If my understanding is correct, calling the .backward()
of a Variable
only generates the gradients of the leaf nodes. Is there any way to calculate the gradients w.r.t to an arbitrary Variable, sort of like torch.gradients(loss, variables)
Hello @Abhai_Kollara
Update:
The proper solution is to use .retain_grad()
v = torch.autograd.Variable(torch.randn(3), requires_grad=True)
v2 = v+1
v2.retain_grad()
v2.sum().backward()
v2.grad
Apparently, this is common enough.
This is what I had posted before I knew better:
how about using hooks, e.g.
v = torch.autograd.Variable(torch.randn(3), requires_grad=True)
def require_nonleaf_grad(v):
def hook(g):
v.grad_nonleaf = g
v.register_hook(hook)
v2 = v+1
require_nonleaf_grad(v2)
v2.sum().backward()
v2.grad_nonleaf
I don’t recommend calling it .grad
to not collide with pytorch internals.
Best regards
Thomas
Hello @tom
I want to get the gradients of the discriminator network w.r.t the fake variable generated by the generator net. I tried both of your solutions, by using the first way I get None for the gradient value and by the second solution I get the following error:
AttributeError: ‘Tensor’ object has no attribute ‘grad_nonleaf’.
Do you have any idea of what’s wrong?
Most likely, your generator output doesn’t require gradients, maybe put it in eval or set requires_grad=False on its parameters.
Best regards
Thomas
Dear Thomas
Thanks for your posting. I am also encountering the ‘optimize non-leaf variable’ issue and I am grategul if you can provide some feedback to my practice.
What I want to do is using a linear combination (learnable) of basis filters for convolution operation and optimize only the linear coefficients as below:
class net(torch.nn.Module):
def __init__():
fitler_basis = [f_height, f_weight, num_filter];
self.coeff = [num_filter, c_in, c_out]; # To be optimized
self.conv2d = torch.nn.conv2d(c_in, c_out, strides=1, padding=1)
self.conv2d.weight = torch.matmul(filter_basis, coeff) # linear combinaton of pre-fixed filter as weights;
def forward(self, data):
return self.conv2d(data)
def train(self):
loss = ...
optim(self.coeff, loss)
How should I achieve my goal ?
Perfect solution for getting gradients of non-leaf variables in autograd
Hi @tom,
Thanks for the require_nonleaf_grad(my_tensor)
solution!
However, when I use it, the memory on my GPU quickly fills up, and even if I delete my_tensor.grad_nonleaf
imediatelly after having called loss.backward
, the gradient tensor is still preserved in exactly 50% of the cases. I know this because I store my_tensor.storage().data_ptr()
in the set addresses
, and each 500th training batch I use Python’s built-in garbage collector to find existing tensors and count the number of tensors t
for which t.storage().data_ptr() in addresses
, and this number increases with 250 each time I do so.
Do you know how that can be? I don’t even use my_tensor.grad_nonleaf
for anything yet, I just request that it be created and then delete is as soon as I get the opportunity. How can I debug this most easily?
Note that the proper solution is to use retain_grad.

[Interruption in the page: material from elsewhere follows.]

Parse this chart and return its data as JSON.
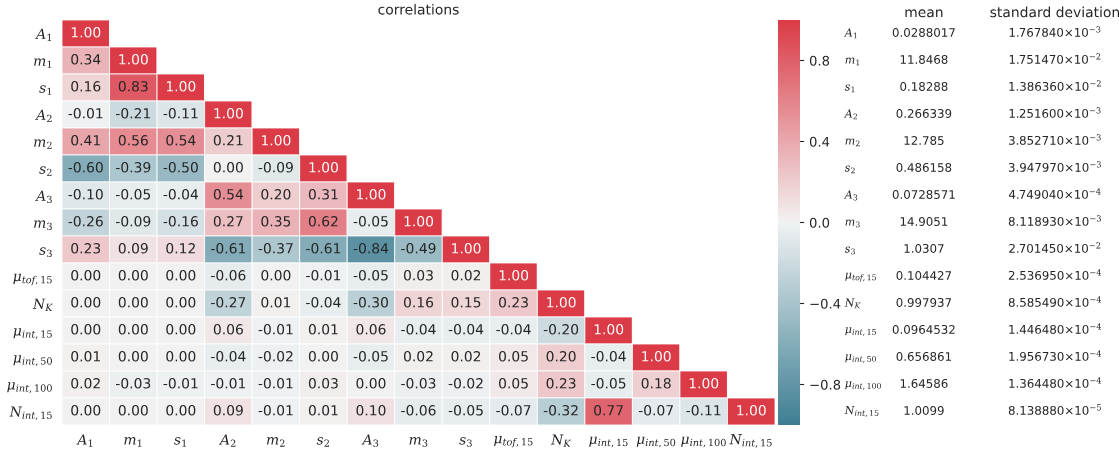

It’s really easy to create circular dependencies with gradients and Tensors, so maybe you can set the gradient to None explicitly.
Other than that, that it happens every second time might point to something else being up with your code, too. It’s hard to tell.
Best regards
Thomas
Thanks for your answer! I changed from using require_nonleaf_grad
to using retain_grad
and now the problem seems to be gone.